The results that we presented offer insights on the response of individual ME sensors within an array configuration to different excitation mechanisms. For an array of 15 ME sensors in a homogeneous magnetic excitation field, a magnetic crosstalk effect between adjacent sensors is clearly visible in
Figure 5. The magnitude of this effect decreases with increasing distance between adjacent sensors and becomes negligible at a distance of 5 cm. In the case of inhomogeneous excitation, a strong change in the sensor response is obtained as seen in
Figure 6 due to the position-dependent magnetic field strength and direction. The sensor response, in this case, depends on the position and orientation of the array relative to the source inside the head, as well as the propagation of the electromagnetic field through the head based on the electric tissue properties and geometry of the head [
27]. In excitation fields that have large vector components in directions other than the sensitive direction of the ME sensor, differences between sensor positions may be more pronounced, as opposed to a homogeneous excitation field in a sensitive direction, which is demonstrated in this study. Another effect that has to be considered is the inverse magnetostrictive effect, which is caused by strain in the magnetostrictive layer and can lead to superimposing local fields on top of the excitation field [
34]. This effect could have a varying degree of influence on the behavior of adjacent sensors, particularly in inhomogeneous magnetic fields.

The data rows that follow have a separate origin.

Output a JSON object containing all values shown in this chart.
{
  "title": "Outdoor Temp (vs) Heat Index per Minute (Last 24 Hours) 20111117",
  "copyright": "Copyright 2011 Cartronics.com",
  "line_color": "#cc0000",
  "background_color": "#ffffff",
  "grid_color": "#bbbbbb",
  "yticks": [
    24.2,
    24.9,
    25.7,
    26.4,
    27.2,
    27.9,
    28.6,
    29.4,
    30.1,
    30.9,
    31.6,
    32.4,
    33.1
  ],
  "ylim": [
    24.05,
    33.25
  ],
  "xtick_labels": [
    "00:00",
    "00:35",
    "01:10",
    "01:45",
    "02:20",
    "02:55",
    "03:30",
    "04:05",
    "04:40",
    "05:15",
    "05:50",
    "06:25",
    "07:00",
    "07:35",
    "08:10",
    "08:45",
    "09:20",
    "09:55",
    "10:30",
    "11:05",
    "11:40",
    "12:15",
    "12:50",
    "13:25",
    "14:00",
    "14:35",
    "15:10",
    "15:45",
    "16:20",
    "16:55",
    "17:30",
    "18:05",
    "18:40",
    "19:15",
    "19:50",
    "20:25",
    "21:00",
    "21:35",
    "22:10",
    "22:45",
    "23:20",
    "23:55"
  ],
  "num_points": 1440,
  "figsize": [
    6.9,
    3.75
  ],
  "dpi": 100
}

To investigate whether the linear relation between the excitation magnetic field and the electric sensor response is maintained, we calculated the ratio of these quantities for each individual ME sensor in both excitation setups and four different distances between adjacent sensors inside of the array. We demonstrated that even with large differences up to factors of two orders of magnitude in the magnetic and electric sensor responses between sensors in various combinations of array geometry and magnetic field sources, the ratio between the electric potential and magnetic flux density inside the sensors was near-constant in homogeneous (16.0–16.6) and inhomogeneous (17.4–19.7) excitation. This result is shown in
Figure 7 and confirms that the behavior of each ME sensor was linear as expected for the linear model, even though a highly position-dependent field concentration is demonstrated. Therefore, for the linear approximation, a separation of the excitation source and sensor model in both homogeneous and inhomogeneous excitation configurations is possible. In the next step, the FEM model can be extended to investigate nonlinear effects due to nonlinear material properties as well as effects due to nonlinear secondary currents induced inside the head.

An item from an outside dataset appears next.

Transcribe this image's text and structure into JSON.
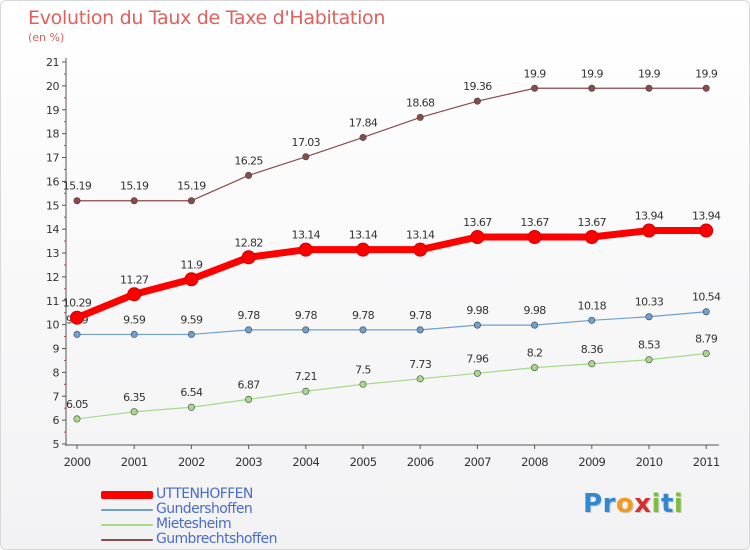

In summary, this work contains insights into the response of ME sensors within different array configurations for homogeneous and inhomogeneous dipole magnetic field excitation for the small-signal linearized case. The sensor response strongly depends on the excitation vector field and confirms the influence of magnetic crosstalk between sensors. Further research may include additional simulations with different array configurations in inhomogeneous fields to evaluate the near-constant sensitivity of the sensors. Additionally, results could be compared between separately evaluated source and sensor simulations and the sensor response in combined models such as the one presented in this work. Future excitation models could also evolve the head geometry demonstrated in this work to contain more tissue regions in higher resolution, as well as different biological or artificial excitation sources such as implanted DBS electrodes, giving rise to potential localization and orientation investigations with patient- or application-specific head and ME sensor models.